María Izquierdo












"Ya para qué pinto, si sigo siendo pobre y mis éxitos no me han traído más que sinsabores y decepciones”, María Izquierdo.
María Cenobia Izquierdo. En 1902 nació la mujer que vivió aburrida con su abuela y su tía, beatas, rezanderas, ansiosas de milagros.
No le gustaban las fiestas religiosas, a las que frecuentaban más necesitados que agradecidos, no iba, reprochaba. Cuando fue por primera vez al ciero le cambió la vida, su imaginación se montó en un trapecio y le dio vueltas a la cordura. Su pincel iba de leones, equilibristas y elefantes a caballos pequeñitos y tiernos. Las cámaras fueron su cómplice, de por sí bella, la engrandecían, la volvían majestuosa.
Se casó a los catorce años, con un hombre al que pintaba como un bulto oscuro y al que finalmente dejó. A diferencia de otras cabritas, sí tuvo hijos, fueron tres.
Diego Rivera amó sus obras, las valoró y categorizó como “lo único que vale la pena” y también la condenó a ser envidiada.
Una verdadera mexicana, de raíces mayas. Sedujo a los europeos, mantuvo su cultura. Una mujer de mil funciones, como el circo: diseñadora porque cocía sus vestidos; médico, pues curaba a su familia con hierbas de debajo de la tierra, allá donde nacen las pirámides; ídolo, porque se admiraba y comía de su propia esencia, picante.
Gorda, pequeña, con las piernas torcidas, maquillada con oro, fuego, con la boca más sensual. Fue amante de sí misma y por eso pudo amar. Pintaba el pueblo, las frutas, las hierbas, decoraba tumbas y altares, todo lo hacía ella con color rojo, lava mexicana, nadie la igualaba aunque le alcanzara los talones.
Maria Izquierdo dejó de hacer introspección, gritaba, no callaba. Se mostraba idéntica, tal cual era, sin complejos, sin tapujos.

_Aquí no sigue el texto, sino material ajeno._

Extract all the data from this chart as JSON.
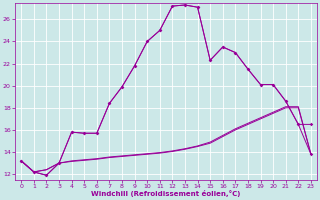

Puso a bailar al pincel y con él a los caballistas, a los leones y hasta al equilibrista, conoció la libertad, hizo su propia libertad.
Se enamoró del cantante y también pintor Rufino Tamayo, hicieron el amor, se lo hicieron a sus pinceles durante cuatro años de pasión y desenfreno, se complementaban, tenían los mismos gustos, recurrían a los mismos temas. Luego el odio ocupó sus telas, se convirtieron en desconocidos. Sus pinturas reflejaron el dolor, la separación con Tamayo, ahora eran tristes, dolorosas y tortuosas.
La intentaron limitar, comenzó a pintar un mural, pero sus amigos Diego Rivera y David Alfaro la detuvieron “tú no pintas murales, María”, se destruye, aniquilan la libertad que tanto le costó. Se le veía caminando chueco, firmando un cheque que recibía agradecida, por haber dado clases durante mucho tiempo.
Se volvió a casar, ahora con el chileno Raúl Uribe. Le dio diplomacia a su pincel con retratos y altares de Dolores. Ya no era su propia sastre, ahora le diseñaban sombreros modernos y tortuosos vestidos, todo en nombre de la moda.
Uribe, vividor, la enseñó a pintar para cobrar. ¡Ya no era para plasmar su esencia mexicanísima! Cambió todo por él, y en cuanto padeció apoplejía, la olvidó, se fue, ya no podía pintar, ya no lo iba a lucrar.
Luego vino una embolia, torpe con el pincel y crucificada con una tela que sostenía su mano, intentaba revivir y sí la Izquierdo fue más fuerte que nunca, revivió con la lava roja, pero finalmente, la cuarta embolia le ganó en 1954. Así se despide María Izquierdo, ahora me despido yo.